The proliferation of Internet usage and access has increased the use of online legal form companies by business owners. Many owners look to various websites and form services for entity formation documents, employment agreements, asset purchase agreements, contracts with third parties, and other general corporate governing documents. Companies like LegalZoom and Rocket Lawyer contrast their services with those of a law firm by advertising“ common” legal documents at a fraction of the price and“ without expensive hourly fees.” These companies offer services regarding forming, naming, and running a business, with all of these resources just a mere click away. They even provide you with forms for you to prepare your own will or a deed to transfer real property.
Unfortunately, corporate law is absolutely not a form practice. Online form companies are not the same as a law firm, and more importantly, they cannot give you legal advice customized to the individual needs of you or your business. LegalZoom’ s disclaimer, for example, states:“ LegalZoom is not permitted to engage in the practice of law.
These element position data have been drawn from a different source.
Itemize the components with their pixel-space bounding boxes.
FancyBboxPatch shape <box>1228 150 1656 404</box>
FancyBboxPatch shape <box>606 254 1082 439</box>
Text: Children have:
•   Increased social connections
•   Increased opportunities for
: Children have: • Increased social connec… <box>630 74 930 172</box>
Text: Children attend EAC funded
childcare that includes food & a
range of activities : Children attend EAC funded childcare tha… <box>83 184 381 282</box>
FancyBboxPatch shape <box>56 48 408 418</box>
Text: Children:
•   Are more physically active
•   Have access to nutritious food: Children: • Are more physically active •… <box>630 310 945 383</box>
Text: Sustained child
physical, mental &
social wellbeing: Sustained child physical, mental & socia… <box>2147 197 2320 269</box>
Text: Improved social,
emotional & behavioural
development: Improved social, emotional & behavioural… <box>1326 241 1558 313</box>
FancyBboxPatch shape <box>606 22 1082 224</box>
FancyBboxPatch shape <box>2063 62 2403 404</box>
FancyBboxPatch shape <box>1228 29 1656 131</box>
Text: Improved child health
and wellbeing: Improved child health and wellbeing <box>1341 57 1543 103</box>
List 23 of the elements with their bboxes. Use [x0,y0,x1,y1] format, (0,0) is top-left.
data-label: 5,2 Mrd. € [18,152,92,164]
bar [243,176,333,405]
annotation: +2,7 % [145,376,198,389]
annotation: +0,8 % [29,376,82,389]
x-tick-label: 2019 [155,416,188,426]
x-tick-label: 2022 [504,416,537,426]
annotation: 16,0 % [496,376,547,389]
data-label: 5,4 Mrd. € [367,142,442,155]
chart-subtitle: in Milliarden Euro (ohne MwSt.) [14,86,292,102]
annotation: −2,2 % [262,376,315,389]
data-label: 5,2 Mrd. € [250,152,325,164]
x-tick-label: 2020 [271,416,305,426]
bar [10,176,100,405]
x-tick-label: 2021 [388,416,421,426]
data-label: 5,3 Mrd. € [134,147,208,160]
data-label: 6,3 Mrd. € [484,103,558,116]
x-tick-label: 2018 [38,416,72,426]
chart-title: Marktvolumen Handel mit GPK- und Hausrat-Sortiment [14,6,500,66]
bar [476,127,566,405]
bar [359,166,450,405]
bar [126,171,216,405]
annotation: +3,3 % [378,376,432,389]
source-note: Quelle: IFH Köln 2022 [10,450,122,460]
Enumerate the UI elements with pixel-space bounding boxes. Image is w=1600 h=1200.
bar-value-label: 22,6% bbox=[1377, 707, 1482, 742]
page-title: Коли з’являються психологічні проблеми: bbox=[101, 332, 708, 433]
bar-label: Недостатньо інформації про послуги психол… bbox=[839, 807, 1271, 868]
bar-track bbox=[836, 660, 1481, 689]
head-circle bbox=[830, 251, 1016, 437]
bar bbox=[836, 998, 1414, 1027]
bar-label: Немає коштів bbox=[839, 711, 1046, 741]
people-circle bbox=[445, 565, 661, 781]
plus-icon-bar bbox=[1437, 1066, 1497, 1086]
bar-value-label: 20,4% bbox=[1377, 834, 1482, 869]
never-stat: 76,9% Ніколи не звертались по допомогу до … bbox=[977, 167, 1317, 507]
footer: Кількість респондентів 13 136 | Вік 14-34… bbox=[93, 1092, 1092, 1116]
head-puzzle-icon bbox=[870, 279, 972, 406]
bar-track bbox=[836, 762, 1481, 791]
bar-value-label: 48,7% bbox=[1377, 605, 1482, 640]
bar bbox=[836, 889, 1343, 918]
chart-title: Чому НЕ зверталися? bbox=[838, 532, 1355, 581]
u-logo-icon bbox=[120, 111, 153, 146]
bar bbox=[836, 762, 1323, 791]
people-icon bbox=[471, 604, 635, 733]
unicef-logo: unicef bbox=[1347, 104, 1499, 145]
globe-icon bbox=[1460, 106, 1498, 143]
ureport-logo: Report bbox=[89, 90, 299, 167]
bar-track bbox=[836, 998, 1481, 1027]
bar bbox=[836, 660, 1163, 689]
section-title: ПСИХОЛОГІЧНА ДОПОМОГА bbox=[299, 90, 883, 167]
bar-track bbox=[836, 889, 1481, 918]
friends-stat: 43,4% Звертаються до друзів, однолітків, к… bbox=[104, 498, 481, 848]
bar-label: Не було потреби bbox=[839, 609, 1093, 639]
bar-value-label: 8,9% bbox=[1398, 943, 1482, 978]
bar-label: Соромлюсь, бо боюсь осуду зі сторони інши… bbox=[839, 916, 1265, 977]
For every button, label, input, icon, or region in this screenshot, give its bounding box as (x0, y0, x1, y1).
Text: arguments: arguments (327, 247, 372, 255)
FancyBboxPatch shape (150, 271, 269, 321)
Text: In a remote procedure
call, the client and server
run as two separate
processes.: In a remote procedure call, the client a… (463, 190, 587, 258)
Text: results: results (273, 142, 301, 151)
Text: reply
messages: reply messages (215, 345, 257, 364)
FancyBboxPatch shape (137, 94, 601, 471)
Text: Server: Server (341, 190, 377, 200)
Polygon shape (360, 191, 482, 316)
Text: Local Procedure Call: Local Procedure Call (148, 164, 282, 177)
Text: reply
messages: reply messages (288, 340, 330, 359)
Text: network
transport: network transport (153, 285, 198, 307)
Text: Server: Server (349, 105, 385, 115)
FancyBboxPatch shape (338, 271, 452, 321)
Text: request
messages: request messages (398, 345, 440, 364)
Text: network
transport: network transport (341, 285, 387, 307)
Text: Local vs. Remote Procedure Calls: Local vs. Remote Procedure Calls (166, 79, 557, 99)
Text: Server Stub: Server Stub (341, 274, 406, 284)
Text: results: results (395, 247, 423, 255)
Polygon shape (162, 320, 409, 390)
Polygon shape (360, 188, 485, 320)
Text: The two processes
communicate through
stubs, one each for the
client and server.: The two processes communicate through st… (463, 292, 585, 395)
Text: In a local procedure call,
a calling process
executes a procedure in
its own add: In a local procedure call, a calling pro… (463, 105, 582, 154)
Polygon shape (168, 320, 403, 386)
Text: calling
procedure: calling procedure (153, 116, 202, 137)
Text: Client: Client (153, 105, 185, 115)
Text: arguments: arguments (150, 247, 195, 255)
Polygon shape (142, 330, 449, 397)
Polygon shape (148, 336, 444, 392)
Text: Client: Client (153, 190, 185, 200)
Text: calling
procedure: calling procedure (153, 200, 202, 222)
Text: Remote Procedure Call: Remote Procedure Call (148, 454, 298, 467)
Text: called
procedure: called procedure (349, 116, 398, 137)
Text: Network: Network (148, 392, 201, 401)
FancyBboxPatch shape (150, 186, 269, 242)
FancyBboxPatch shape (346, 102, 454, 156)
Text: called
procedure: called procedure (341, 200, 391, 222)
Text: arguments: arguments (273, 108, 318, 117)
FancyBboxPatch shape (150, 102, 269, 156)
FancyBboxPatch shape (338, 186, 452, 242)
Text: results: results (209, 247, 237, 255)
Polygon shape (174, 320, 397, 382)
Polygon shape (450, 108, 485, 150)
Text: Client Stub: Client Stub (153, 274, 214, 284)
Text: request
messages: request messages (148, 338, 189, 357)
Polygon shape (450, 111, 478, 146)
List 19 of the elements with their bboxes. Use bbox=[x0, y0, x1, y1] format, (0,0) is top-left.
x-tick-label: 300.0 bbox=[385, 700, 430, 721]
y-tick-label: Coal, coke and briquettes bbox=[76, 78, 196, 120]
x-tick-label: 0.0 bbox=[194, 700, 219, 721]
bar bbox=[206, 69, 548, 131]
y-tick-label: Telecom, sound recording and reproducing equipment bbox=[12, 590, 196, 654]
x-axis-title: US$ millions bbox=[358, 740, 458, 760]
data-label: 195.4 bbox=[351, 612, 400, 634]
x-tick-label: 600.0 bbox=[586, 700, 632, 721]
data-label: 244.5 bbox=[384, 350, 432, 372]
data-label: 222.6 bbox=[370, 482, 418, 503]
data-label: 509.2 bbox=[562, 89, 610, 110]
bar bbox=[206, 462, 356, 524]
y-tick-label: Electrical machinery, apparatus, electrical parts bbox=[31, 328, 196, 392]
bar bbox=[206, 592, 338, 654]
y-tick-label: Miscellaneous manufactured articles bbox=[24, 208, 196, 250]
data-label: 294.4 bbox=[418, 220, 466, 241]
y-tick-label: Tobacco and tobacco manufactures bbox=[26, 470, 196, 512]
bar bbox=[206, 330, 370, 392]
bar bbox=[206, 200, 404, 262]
LegalZoom is prohibited from providing any kind of advice, explanation, opinion, or recommendation to a consumer about possible legal rights, remedies, defenses, options, selection of forms or strategies.” The disclaimer even says that LegalZoom’ s information is“ not guaranteed to be correct, complete or up-to-date.”
A common nightmare resulting from poorly prepared corporate documents arises in the context of“ business divorces.” There are certain questions that cannot be addressed by a standard online form. What are the owners’ day-to-day roles? What constitutes a“ fundamental” change in an LLC or partnership?
By: Andy Krone, Attorney at Law Waldron & Schneider
What happens when the one owner decides to retire? What do the owners do when they are deadlocked on an important decision? How do they break a tie? What if someone is buying into a business that was established 15 years ago? What do owners do when one owner wants to sell his interest to a third party? What recourse does one owner have if he discovers that the other owner has started a separate entity that is stealing business opportunities from the company? These types of questions are among the hundreds of issues that simply cannot be solved by downloading a form online and filling in the blanks.
Every day savvy business owners make mistakes when setting up and operating businesses using forms downloaded from the internet. Two women went into business together to open and operate a retail arts and crafts company. While the first owner had contributed the majority of the initial capital, she also made the mistake of incurring a large amount of personal debt to support the partnership throughout its shortlived existence. The owners had established the new entity using a partnership agreement from LegalZoom. Unfortunately for the capitalizing owner, she was only entitled to 50 % of the company assets based on the terms of the partnership agreement. Therefore, upon dissolution, she was only able to apply 50 % of the assets toward paying down her personal debts.
Each and every provision in a corporate document can and should be unique to an owner’ s business. Every business owner needs to put the same time and care into preparing corporate documents as they would into any other aspect of their business.